1) Revealing the pathways to scale up agricultural transformation: Factors influencing adoption of Silvo pastoral systems in Colombia
2) Developing a field-scale crop yield prediction model using satellite and environmental data
Time: 12:30pm to 1:20pm
Location: Beaty Museum Allan Yap Theatre (Basement, 2212 Main Mall) Please check in at the Admissions Desk first before going to the Theatre.
No food or drinks allowed in the Theatre.
Click here for Zoom link. Zoom will be terminated if we encounter tech problems 5 to 10 mins into the seminar.
Colombia is a global biodiversity hotspot of important ecological significance. However, deforestation is rampant in the country, and its primary cause is extensive cattle ranching which is inefficient, susceptible to climatic events, contributes to poverty, and causes unsustainable levels of environmental degradation such as water pollution. An agroecological alternative to ECR is Silvopastoral systems (SPS) which combine trees and shrubs in forage grasses to enhance cattle production. Thus, the goal of my research is to determine how SPS practices can be scaled out.
Tatiana Chamorro (she/her) is an MSc student in the Working to Restore Connectivity and Sustainability (WoRCS) Lab at IRES and is supervised by Dr. Claire Kremen. Her research focuses on the scaling up of sustainable cattle ranching practices in Colombia, as she is highly interested in biodiversity conservation and ecology. She is a recipient of the Philip A. Jones Fellowship 2022-2023. She is also the trip coordinator for the RES Student Society.

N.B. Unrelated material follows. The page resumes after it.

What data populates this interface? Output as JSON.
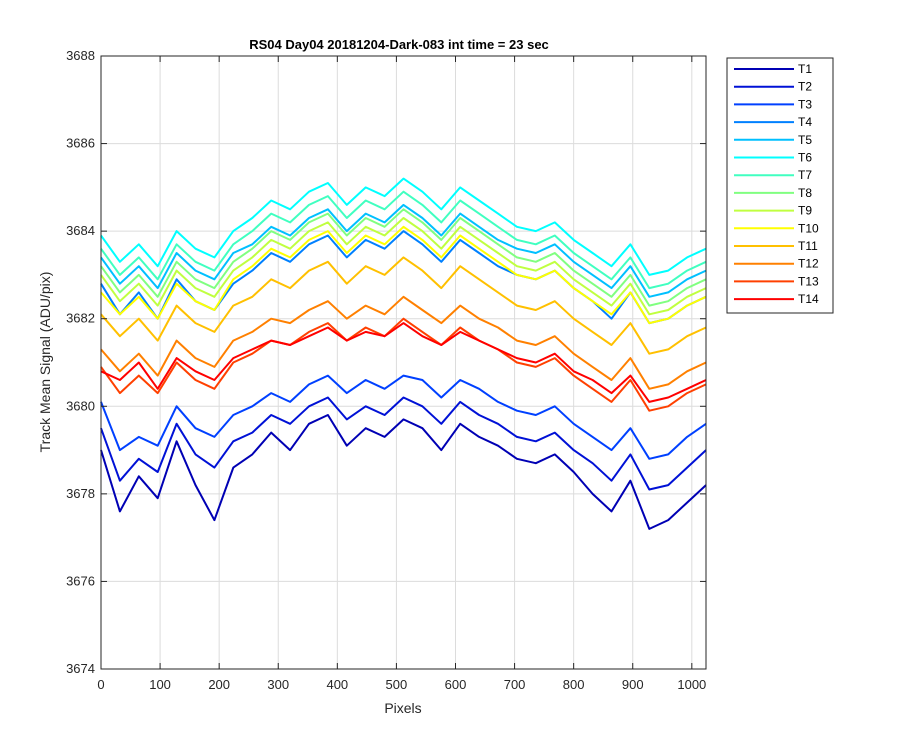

Timely and reliable estimation of crop production is essential for strategic decision making in the agricultural system. Recently, detailed ground-based field-scale yield datasets have become available providing a timely opportunity for using high spatial resolution observational data for model training. The key research objective was to develop a crop-yield prediction model using satellite and biophysical data and calibrated using field-scale yield monitor data.

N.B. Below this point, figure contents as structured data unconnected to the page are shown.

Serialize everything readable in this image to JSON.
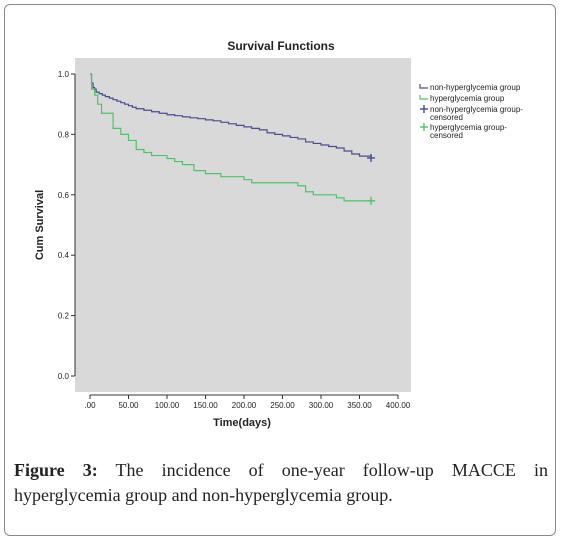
{
  "chart_data": {
    "type": "line",
    "title": "Survival Functions",
    "xlabel": "Time(days)",
    "ylabel": "Cum Survival",
    "xlim": [
      0,
      400
    ],
    "ylim": [
      0,
      1.0
    ],
    "x_ticks": [
      ".00",
      "50.00",
      "100.00",
      "150.00",
      "200.00",
      "250.00",
      "300.00",
      "350.00",
      "400.00"
    ],
    "y_ticks": [
      "0.0",
      "0.2",
      "0.4",
      "0.6",
      "0.8",
      "1.0"
    ],
    "grid": false,
    "legend_position": "right",
    "plot_background": "#d9d9d9",
    "series": [
      {
        "name": "non-hyperglycemia group",
        "color": "#4b4b8f",
        "step": true,
        "points": [
          [
            0,
            1.0
          ],
          [
            2,
            0.97
          ],
          [
            4,
            0.955
          ],
          [
            6,
            0.95
          ],
          [
            8,
            0.94
          ],
          [
            12,
            0.935
          ],
          [
            16,
            0.93
          ],
          [
            20,
            0.925
          ],
          [
            25,
            0.92
          ],
          [
            30,
            0.915
          ],
          [
            35,
            0.91
          ],
          [
            40,
            0.905
          ],
          [
            45,
            0.9
          ],
          [
            50,
            0.895
          ],
          [
            55,
            0.89
          ],
          [
            60,
            0.885
          ],
          [
            70,
            0.88
          ],
          [
            80,
            0.875
          ],
          [
            90,
            0.87
          ],
          [
            100,
            0.865
          ],
          [
            110,
            0.862
          ],
          [
            120,
            0.858
          ],
          [
            130,
            0.855
          ],
          [
            140,
            0.852
          ],
          [
            150,
            0.848
          ],
          [
            160,
            0.845
          ],
          [
            170,
            0.84
          ],
          [
            180,
            0.835
          ],
          [
            190,
            0.83
          ],
          [
            200,
            0.825
          ],
          [
            210,
            0.82
          ],
          [
            220,
            0.815
          ],
          [
            230,
            0.805
          ],
          [
            240,
            0.8
          ],
          [
            250,
            0.795
          ],
          [
            260,
            0.79
          ],
          [
            270,
            0.785
          ],
          [
            280,
            0.775
          ],
          [
            290,
            0.77
          ],
          [
            300,
            0.765
          ],
          [
            310,
            0.76
          ],
          [
            320,
            0.755
          ],
          [
            330,
            0.745
          ],
          [
            340,
            0.735
          ],
          [
            350,
            0.728
          ],
          [
            365,
            0.722
          ]
        ]
      },
      {
        "name": "hyperglycemia group",
        "color": "#4fc26b",
        "step": true,
        "points": [
          [
            0,
            1.0
          ],
          [
            2,
            0.95
          ],
          [
            6,
            0.93
          ],
          [
            10,
            0.9
          ],
          [
            15,
            0.87
          ],
          [
            30,
            0.82
          ],
          [
            40,
            0.8
          ],
          [
            50,
            0.78
          ],
          [
            60,
            0.75
          ],
          [
            70,
            0.74
          ],
          [
            80,
            0.73
          ],
          [
            100,
            0.72
          ],
          [
            110,
            0.71
          ],
          [
            120,
            0.7
          ],
          [
            135,
            0.68
          ],
          [
            150,
            0.67
          ],
          [
            170,
            0.66
          ],
          [
            200,
            0.65
          ],
          [
            210,
            0.64
          ],
          [
            270,
            0.63
          ],
          [
            280,
            0.61
          ],
          [
            290,
            0.6
          ],
          [
            320,
            0.59
          ],
          [
            330,
            0.58
          ],
          [
            365,
            0.58
          ]
        ]
      },
      {
        "name": "non-hyperglycemia group-censored",
        "color": "#4b4b8f",
        "marker": "+",
        "points": [
          [
            365,
            0.722
          ]
        ]
      },
      {
        "name": "hyperglycemia group-censored",
        "color": "#4fc26b",
        "marker": "+",
        "points": [
          [
            365,
            0.58
          ]
        ]
      }
    ]
  },
  "legend": {
    "items": [
      {
        "lines": [
          "non-hyperglycemia group"
        ],
        "color": "#4b4b8f",
        "symbol": "line"
      },
      {
        "lines": [
          "hyperglycemia group"
        ],
        "color": "#4fc26b",
        "symbol": "line"
      },
      {
        "lines": [
          "non-hyperglycemia group-",
          "censored"
        ],
        "color": "#4b4b8f",
        "symbol": "plus"
      },
      {
        "lines": [
          "hyperglycemia group-",
          "censored"
        ],
        "color": "#4fc26b",
        "symbol": "plus"
      }
    ]
  },
  "caption": {
    "label": "Figure 3:",
    "text": " The incidence of one-year follow-up MACCE in hyperglycemia group and non-hyperglycemia group."
  }
}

Jumi recently completed her PhD in IRES under the supervision of Dr. Navin Ramankutty. She is pursuing her research interests in mobilizing methods from data science to answer questions about food security. Her PhD work specifically focuses on developing modeling methods using different datasets for improving prediction of crop production. Jumi has an interdisciplinary academic background and has completed studies in analytics, economics, and business.